University of Arkansas - 1998 Archeological Field School
The Parkin site, a 17-acre fortified Mississippian and Protohistoric village site in northeast Arkansas. Archeological and ethnohistoric evidence suggests that it is the town of Casqui visited by the Hernando de Soto expedition in June, 1541. Previous excavations have revealed that the site was continuously occupied for as long as 500 years. The site is within Parkin Archeological State Park, with laboratory and curation facilities immediately adjacent to the site.

University of Montana, Department of Anthropology - 1998 Archaeological Field Camps
Excavation at the Wagon Wheel Site of Wyoming's Green River Basin, and the South Paint Rock Chert Quarries in the Big Horn Mountains, Tree Frog site -Excavation at a protohistoric campsite in Montana's Centennial Valley.

University of Montreal - Department of Anthropology
A second archaeological field season at La Martre in the Gaspe Peninsula. La Martre is a small village of 300 inhabitants located on the north shore of the Gaspe Peninsula facing the St. Lawrence Estuary. This region has produced more than twenty prehistoric sites, which several are large lithic workshops. The 1998 field season will focus on a Plano Tradition habitation site/lithic workshop of the Late Paleoindian Period (ca. 10 000 ­ 8000 BP), the site DhDm-1 (station 16).

University of Oklahoma, Late Mississippian Archaeological Project in Alabama
The Late Mississippian Archaeological Project in the Black Warrior Valley of Alabama is a National Science Foundation-funded project examining the collapse of the Native American polity of Moundville through excavations at outlying mound sites. Moundville is a late prehistoric (ca. AD 1050-1550) mound site that archaeologists have identified as the center of a complex chiefdom.

University of Oregon: Archaeology and Geoarchaeology Field School
Fort Rock Basin. The University of Oregon summer archaeological field school was established in 1937 by Luther S. Cressman, who is known as the father of Oregon archaeology. In 1938 the field school, excavating in Fort Rock Cave in the Northern Great Basin of Central Oregon, recovered many sagebrush bark sandals from below a layer of volcanic ash. The ash was laid down nearly 7000 radiocarbon years ago by the climatic eruption of Mount Mazama that created Crater Lake in the souther Cascades. A sagebrush bark sandal of the Fort Rock type was later proved through radiocarbon dating to be more than 9,000 years old.

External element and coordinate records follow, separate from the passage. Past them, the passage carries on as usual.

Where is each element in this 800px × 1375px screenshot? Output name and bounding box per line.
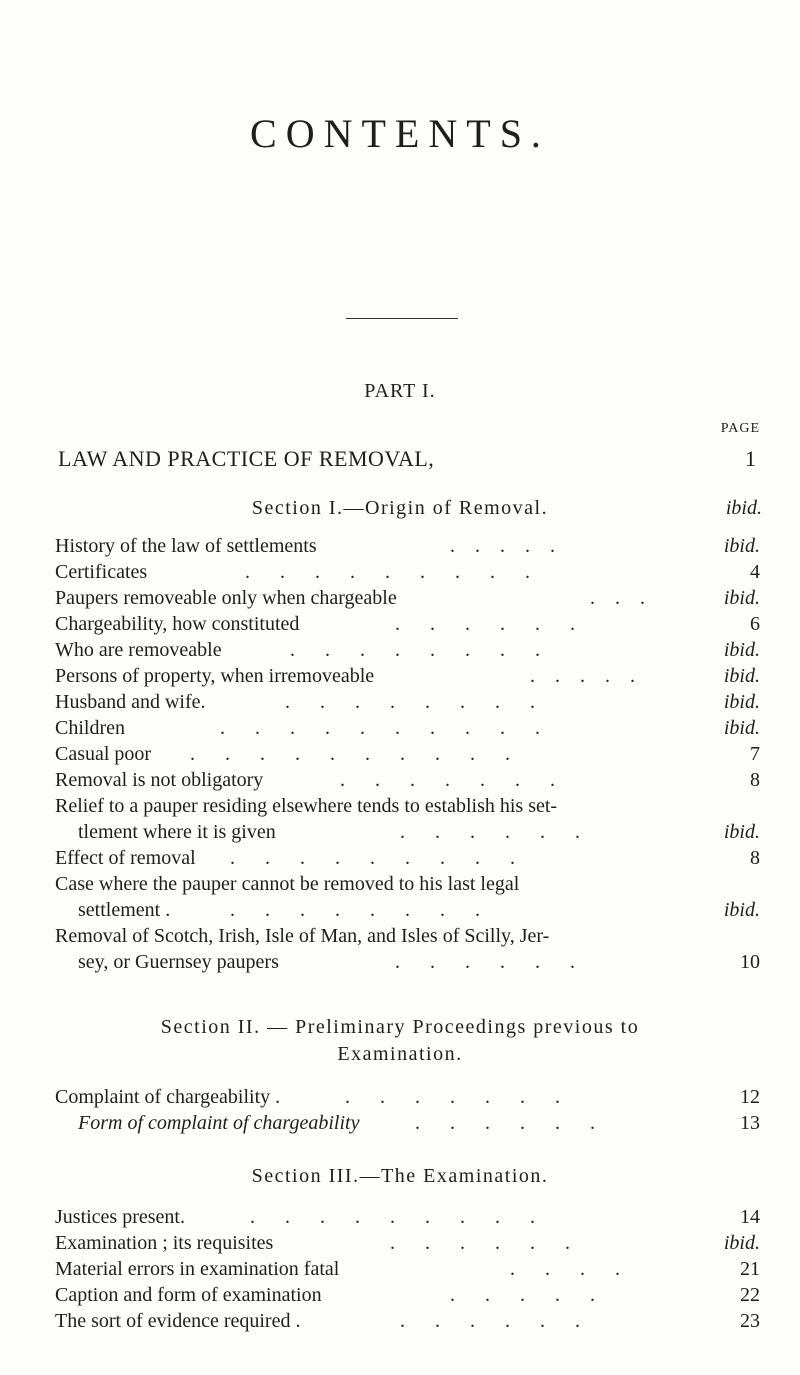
title-rule xyxy=(346,318,458,319)
toc-entry: Husband and wife. . . . . . . . . ibid. xyxy=(55,691,760,713)
page-title: CONTENTS. xyxy=(250,111,550,156)
toc-entry: Caption and form of examination . . . . . 22 xyxy=(55,1284,760,1306)
toc-entry: Certificates . . . . . . . . . 4 xyxy=(55,561,760,583)
toc-entry: Complaint of chargeability . . . . . . . . 12 xyxy=(55,1086,760,1108)
toc-entry: History of the law of settlements . . . . . ibid. xyxy=(55,535,760,557)
section-2-heading: Section II. — Preliminary Proceedings previous to xyxy=(160,1016,640,1038)
toc-entry: Removal is not obligatory . . . . . . . 8 xyxy=(55,769,760,791)
toc-entry: Relief to a pauper residing elsewhere tends to establish his set- xyxy=(55,795,558,817)
section-1-page: ibid. xyxy=(725,497,762,519)
toc-entry: Children . . . . . . . . . . ibid. xyxy=(55,717,760,739)
toc-entry: Removal of Scotch, Irish, Isle of Man, and Isles of Scilly, Jer- xyxy=(55,925,550,947)
section-3-heading: Section III.—The Examination. xyxy=(251,1165,549,1187)
page-column-header: PAGE xyxy=(720,421,760,436)
law-heading-page: 1 xyxy=(745,446,756,471)
toc-entry: Chargeability, how constituted . . . . . . 6 xyxy=(55,613,760,635)
part-heading: PART I. xyxy=(364,380,436,402)
toc-entry: Material errors in examination fatal . . . . 21 xyxy=(55,1258,760,1280)
toc-entry: Casual poor . . . . . . . . . . 7 xyxy=(55,743,760,765)
toc-entry: Paupers removeable only when chargeable . . . ibid. xyxy=(55,587,760,609)
toc-entry: tlement where it is given . . . . . . ibid. xyxy=(78,821,760,843)
section-1-heading: Section I.—Origin of Removal. xyxy=(251,497,549,519)
section-2-heading-cont: Examination. xyxy=(337,1043,463,1065)
toc-entry: Case where the pauper cannot be removed to his last legal xyxy=(55,873,520,895)
law-heading: LAW AND PRACTICE OF REMOVAL, xyxy=(58,446,435,471)
toc-entry: Examination ; its requisites . . . . . . ibid. xyxy=(55,1232,760,1254)
toc-entry: sey, or Guernsey paupers . . . . . . 10 xyxy=(78,951,760,973)
toc-entry: settlement . . . . . . . . . ibid. xyxy=(78,899,760,921)
toc-entry: Justices present. . . . . . . . . . 14 xyxy=(55,1206,760,1228)
toc-entry: Effect of removal . . . . . . . . . 8 xyxy=(55,847,760,869)
toc-entry: Persons of property, when irremoveable . . . . . ibid. xyxy=(55,665,760,687)
toc-entry: The sort of evidence required . . . . . . . 23 xyxy=(55,1310,760,1332)
toc-entry: Who are removeable . . . . . . . . ibid. xyxy=(55,639,760,661)
toc-entry: Form of complaint of chargeability . . . . . . 13 xyxy=(78,1112,760,1134)
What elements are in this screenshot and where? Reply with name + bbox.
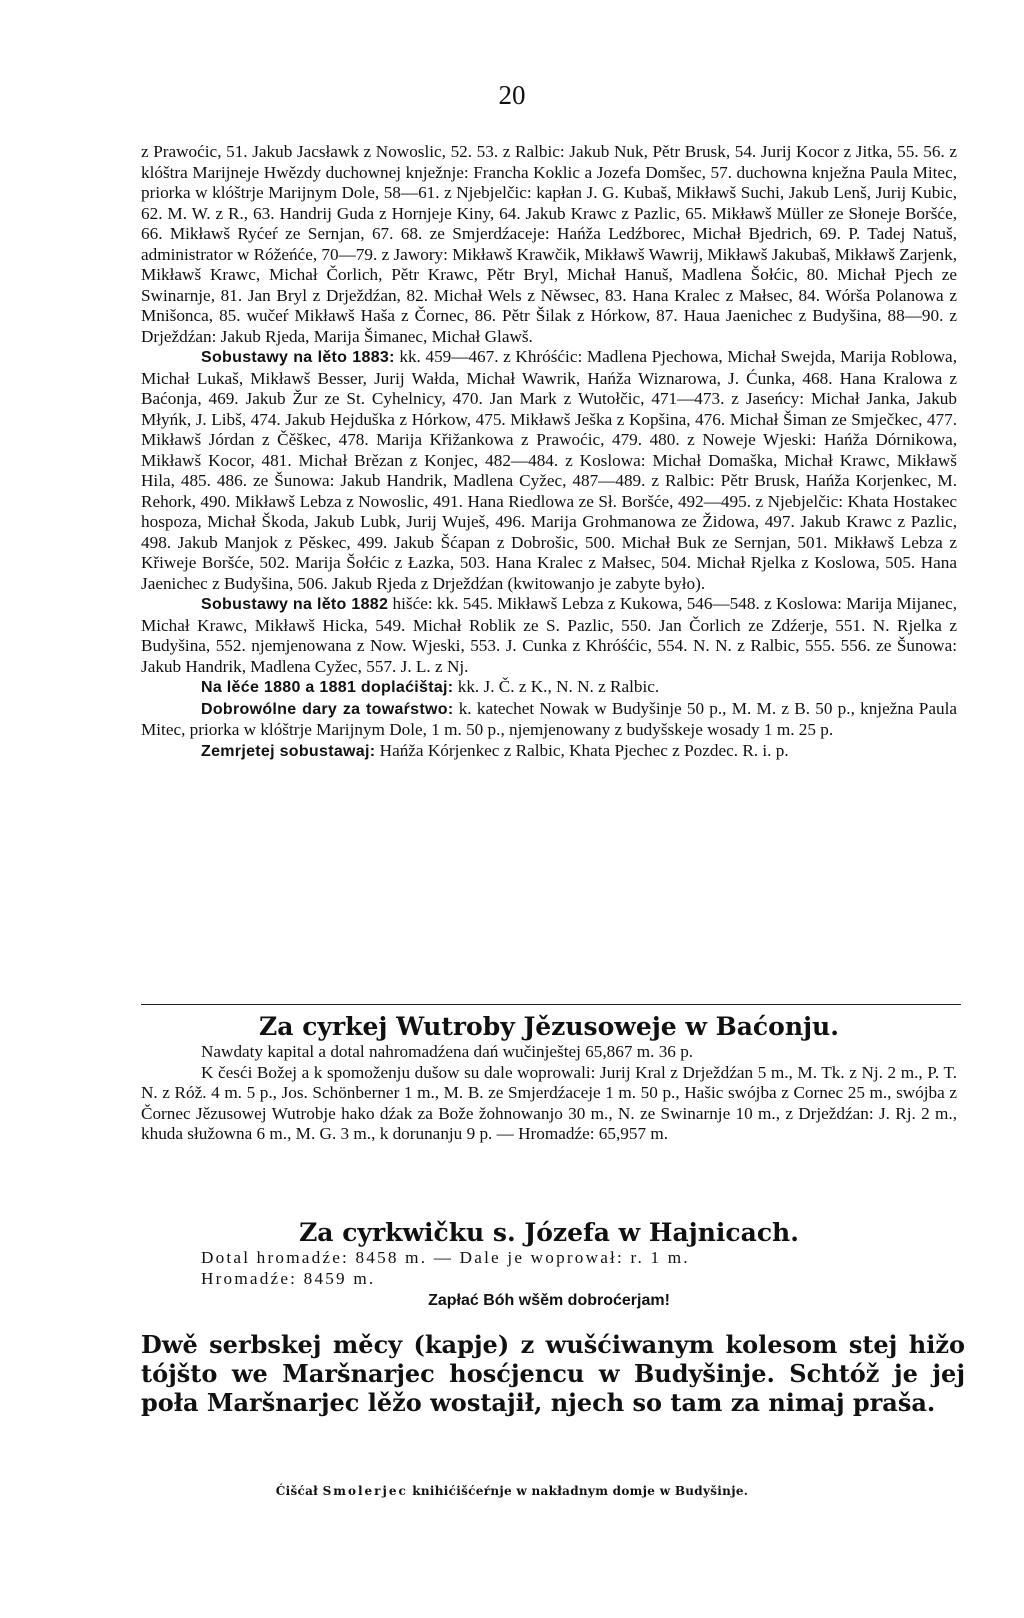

Wake Forest University, Department of Anthropology Field School in Caribbean Archeology, San Salvador Island
Commonwealth of the Bahamas, Caribbean Archeology Research Program, 14th Field Season, May 24 - June 18, 1998.

Western Belize Regional Cave Project
The Belize Valley Archaeological Reconnaissance Project will once again be conducting archaeological research within various caves in Belize, Central America in the summer of 1998. This regional study will involve caves previously investigated in the 1996 and 1997 seasons, including Actun Tunichil Muknal (Stone Sepulchre), Actun Uayazba Kab (Handprint Cave), and a number of caves recently discovered.

WFU Fieldschool in Archeology
The Late Woodland on the Yadkin River, NC. May 19 - June 27, 1998.

X-ual-Canil, Belize - Field School In Maya Archaeology
1998 Social Archaeology Research Program (SARP), Department of Anthropology, Trent University.